Dalam sambutannya, Wabup Syaefudin, mengapresiasi dukungan ulama untuk bebarengan mewujudkan visi Kabupaten Indramayu yang Religius, Ekonomi Kerakyatan, Aman, Nyaman, dan Gotong Royong (REANG) demi umat. Disamping itu sinergitas antara ulama dengan umaro dalam memajukan pembangunan daerah sangatlah penting, sekaligus menjadi salah satu kunci keberhasilan berbagai program pembangunan.
“Sinergi ulama dengan umaro juga merupakan kunci sukses terwujudnya program-program yang tertuang dalam visi Indramayu REANG. Dan jika ulama serta umaro kompak, saling bersinergi satu sama lain maka pembangunan daerah akan lancar serta bisa menjadikan Indramayu yang Baldatun Thoyyibatun wa Robbun Ghofur,” ucap Syaefudin.
Menurut Kang Udin, sapaan akrab Syaefudin, Pemerintahan Lucky-Sae memiliki kepedulian tinggi terhadap guru ngaji, santri, imam masjid dan imam musholah, termasuk peduli terhadap lembaga-lembaga keagamaan yang ada.
“Bersama Bupati Lucky Hakim, kami bertekad akan terus melakukan peningkatan program religius di Kabupaten Indramayu. Akan melanjutkan program yang sudah berjalan dan bermanfaat bagi masyarakat dan akan membereskan program yang masih kurang sehingga program itu bisa terlaksana secara optimal. Membuat gerakan mengaji Alquran 15 menit bagi ASN dan pelajar, serta akan membangkitkan lagi khataman Alquran secara serentak di musholah maupun masjid,” tandasnya.

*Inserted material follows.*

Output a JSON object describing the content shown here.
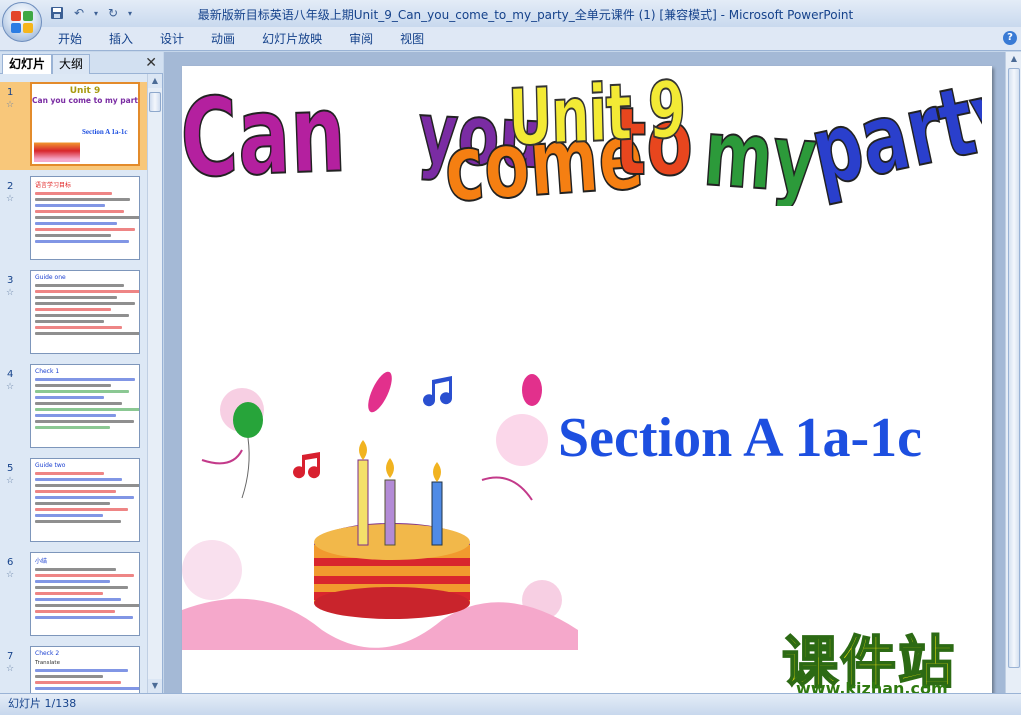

Sementara itu terkait kegiatan Bahtsul Masail, Ketua MUI Kabupaten Indramayu, K.H. Syatori, menerangkan, kegiatan Bhatsul Masail merupakan kegiatan rutin MUI untuk membahas hukum – hukum yang sering diperdebatkan masyarakat sehingga dapat diselesaikan sesuai referensi agama yang ada.
“MUI pun mendukung pencapaian visi REANG demi kesejahteraan masyarakat, terlebih salah satu fokus visi Bupati adalah dibidang religius. Yang artinya religius itu jangan sekedar lips servive, melainkan harus benar-benar diwujudkan agar bisa mencapai hasil yang diinginkan,” pungkasnya.